25806966 Kidney function, endothelial activation and atherosclerosis in black and white Africans wi 2015 OBJECTIVE: To determine whether kidney function independently relates to endothelial activation and ultrasound determined carotid atherosclerosis in black and white Africans with rheumatoid arthritis (RA). METHODS: We calculated the Jelliffe, 5 Cockcroft-Gault equations, Salazar-Corcoran, Modification of Diet in Renal Disease (MDRD) and Chronic Kidney Disease Epidemiology Collaboration (CKD-EPI) estimated glomerular filtration rate (EGFR) equations in 233 (112 black) RA patients. RESULTS: The CKD-EPI eGFR was <90 ml/min/1.73m2 in 49.1% and 30.6% of black and white patients, respectively (odds ratio (95% confidence interval) = 2.19 (1.28-3.75), p = 0.004). EGFRs were overall consistently associated with monocyte chemoattractant protein-1 and angiopoietin 2 concentrations in white patients, and with carotid intima-media thickness and plaque in black participants. Amongst black patients, plaque prevalence was 36.7% and the area under the curve (AUC) of the receiver operating characteristic (ROC) curve was not associated with plaque presence for the MDRD equation (p = 0.3), whereas the respective relationship was significant or borderline significant (p = 0.003 to 0.08) and of similar extent (p>0.1 for comparisons of AUC (SE)) for the other 8 equations.
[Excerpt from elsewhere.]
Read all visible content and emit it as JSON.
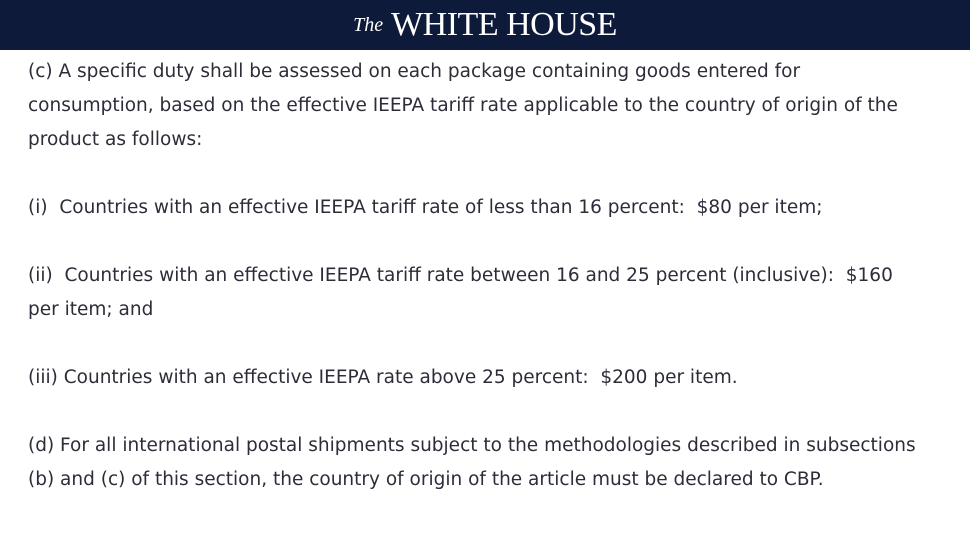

Based on optimal eGFR cutoff values with sensitivities and specificities ranging from 42 to 60% and 70 to 91% respectively, as determined in ROC curve analysis, a low eGFR increased the odds ratio for plaque 2.2 to 4.0 fold. CONCLUSION: Reduced kidney function is independently associated with atherosclerosis and endothelial activation in black and white Africans with RA, respectively. CKD is highly prevalent in black Africans with RA. Apart from the MDRD, eGFR equations are useful in predicting carotid plaque presence, a coronary heart disease equivalent, amongst black African RA patients.